Problem Description
Design an iterator that alternates (or "zigzags") between two given vectors. For the basic version, given two lists of integers (v1 and v2), the iterator should return elements one by one from each list in turn (i.e., first element of v1, then first element of v2, then second element of v1, etc.). When one list is exhausted, continue iterating over the remaining elements of the other list. Additionally, consider how this can be extended to k vectors following the same cyclic order.
Key Insights
- Use a FIFO (first-in-first-out) structure to maintain the order of vectors which still have remaining elements.
- For each call to next(), select the next element from the current vector and then move that vector to the end of the queue if it still contains elements.
- The approach ensures proper zigzag (or cyclic) ordering among the vectors.

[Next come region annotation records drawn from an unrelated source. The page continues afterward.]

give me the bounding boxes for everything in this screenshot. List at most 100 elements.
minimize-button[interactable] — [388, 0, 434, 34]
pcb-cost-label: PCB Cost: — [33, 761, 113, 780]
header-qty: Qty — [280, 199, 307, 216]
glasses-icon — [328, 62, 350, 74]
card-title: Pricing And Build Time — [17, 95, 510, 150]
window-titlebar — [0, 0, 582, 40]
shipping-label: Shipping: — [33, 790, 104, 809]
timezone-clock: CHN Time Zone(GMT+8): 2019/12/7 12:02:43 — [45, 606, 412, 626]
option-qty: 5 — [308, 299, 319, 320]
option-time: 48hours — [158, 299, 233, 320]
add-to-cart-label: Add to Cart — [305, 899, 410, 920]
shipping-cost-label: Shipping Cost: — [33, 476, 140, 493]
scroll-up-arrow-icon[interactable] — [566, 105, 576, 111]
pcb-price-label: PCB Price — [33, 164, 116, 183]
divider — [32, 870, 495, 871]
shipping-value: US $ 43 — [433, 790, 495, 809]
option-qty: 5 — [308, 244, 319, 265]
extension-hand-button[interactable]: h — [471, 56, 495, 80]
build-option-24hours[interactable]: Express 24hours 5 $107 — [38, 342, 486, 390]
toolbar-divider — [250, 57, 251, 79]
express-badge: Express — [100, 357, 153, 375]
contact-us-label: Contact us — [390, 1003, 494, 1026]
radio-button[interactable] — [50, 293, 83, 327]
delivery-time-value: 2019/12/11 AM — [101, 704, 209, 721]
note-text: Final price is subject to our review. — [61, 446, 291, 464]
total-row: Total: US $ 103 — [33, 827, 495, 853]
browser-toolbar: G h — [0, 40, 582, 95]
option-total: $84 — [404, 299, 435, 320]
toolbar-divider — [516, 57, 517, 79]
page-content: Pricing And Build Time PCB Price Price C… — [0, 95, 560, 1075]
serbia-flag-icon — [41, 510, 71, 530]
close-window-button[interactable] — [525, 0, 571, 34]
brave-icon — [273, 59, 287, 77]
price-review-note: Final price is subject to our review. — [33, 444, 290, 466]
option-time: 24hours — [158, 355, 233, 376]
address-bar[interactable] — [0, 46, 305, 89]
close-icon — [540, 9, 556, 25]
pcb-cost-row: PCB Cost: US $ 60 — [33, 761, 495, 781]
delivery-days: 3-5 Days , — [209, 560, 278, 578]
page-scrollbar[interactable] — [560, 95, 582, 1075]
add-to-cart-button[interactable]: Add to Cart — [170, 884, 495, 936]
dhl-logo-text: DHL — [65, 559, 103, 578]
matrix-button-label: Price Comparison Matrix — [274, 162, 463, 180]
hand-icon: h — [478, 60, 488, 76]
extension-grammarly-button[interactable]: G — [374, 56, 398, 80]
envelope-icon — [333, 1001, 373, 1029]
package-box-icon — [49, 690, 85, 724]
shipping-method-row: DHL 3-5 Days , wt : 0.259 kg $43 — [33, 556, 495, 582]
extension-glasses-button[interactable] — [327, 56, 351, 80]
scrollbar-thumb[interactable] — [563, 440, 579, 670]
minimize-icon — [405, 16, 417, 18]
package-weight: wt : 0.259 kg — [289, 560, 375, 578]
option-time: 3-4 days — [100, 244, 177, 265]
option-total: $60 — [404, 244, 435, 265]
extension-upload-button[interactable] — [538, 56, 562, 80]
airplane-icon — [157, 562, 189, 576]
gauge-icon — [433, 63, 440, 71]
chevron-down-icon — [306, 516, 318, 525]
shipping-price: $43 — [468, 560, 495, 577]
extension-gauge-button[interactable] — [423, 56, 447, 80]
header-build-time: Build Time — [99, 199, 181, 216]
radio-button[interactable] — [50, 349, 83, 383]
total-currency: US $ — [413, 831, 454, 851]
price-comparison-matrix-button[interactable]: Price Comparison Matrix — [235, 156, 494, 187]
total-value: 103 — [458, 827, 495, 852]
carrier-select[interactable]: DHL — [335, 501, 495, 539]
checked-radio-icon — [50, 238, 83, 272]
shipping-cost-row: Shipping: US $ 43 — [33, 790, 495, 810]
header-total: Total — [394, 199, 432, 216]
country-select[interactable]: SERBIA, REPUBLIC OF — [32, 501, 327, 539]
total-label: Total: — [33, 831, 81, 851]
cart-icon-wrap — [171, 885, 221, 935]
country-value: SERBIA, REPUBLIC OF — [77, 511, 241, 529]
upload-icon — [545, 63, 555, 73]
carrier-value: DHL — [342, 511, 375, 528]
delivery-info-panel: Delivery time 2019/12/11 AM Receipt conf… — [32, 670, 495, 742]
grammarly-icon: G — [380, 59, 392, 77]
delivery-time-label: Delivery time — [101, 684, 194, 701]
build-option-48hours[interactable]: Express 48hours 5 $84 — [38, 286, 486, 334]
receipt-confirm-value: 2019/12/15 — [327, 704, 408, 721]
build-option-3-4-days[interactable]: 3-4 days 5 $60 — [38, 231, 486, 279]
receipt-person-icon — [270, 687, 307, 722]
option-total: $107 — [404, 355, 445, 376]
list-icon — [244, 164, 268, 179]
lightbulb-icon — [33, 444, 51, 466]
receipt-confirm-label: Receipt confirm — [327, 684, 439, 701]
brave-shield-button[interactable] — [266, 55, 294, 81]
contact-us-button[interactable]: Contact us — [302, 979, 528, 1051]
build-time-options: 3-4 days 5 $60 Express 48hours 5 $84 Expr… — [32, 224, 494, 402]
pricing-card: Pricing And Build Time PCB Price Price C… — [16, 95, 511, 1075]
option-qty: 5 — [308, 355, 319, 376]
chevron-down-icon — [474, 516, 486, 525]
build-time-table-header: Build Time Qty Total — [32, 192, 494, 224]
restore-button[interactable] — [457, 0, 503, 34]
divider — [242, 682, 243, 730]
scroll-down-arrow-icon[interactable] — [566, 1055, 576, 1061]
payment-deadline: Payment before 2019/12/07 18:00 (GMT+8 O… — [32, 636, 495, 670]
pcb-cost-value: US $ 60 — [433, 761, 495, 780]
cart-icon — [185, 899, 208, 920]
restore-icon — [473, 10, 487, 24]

- When extending to k vectors, the same approach works: initialize the queue with each non-empty vector.
Space and Time Complexity
Time Complexity: O(1) per next() call on average, with an overall O(n) for n total elements. Space Complexity: O(k) for the queue structure (where k is the number of vectors), plus the storage for the input vectors.
Solution
We can solve the Zigzag Iterator problem by using a queue (or deque) to hold pairs of the vector’s current index and the vector itself. For each call to next(), we remove the front element from the queue, return the current item from its associated vector, and if the vector has more elements, reinsert the pair (with an updated index) into the back of the queue. This cyclic process naturally interleaves the elements from the provided vectors.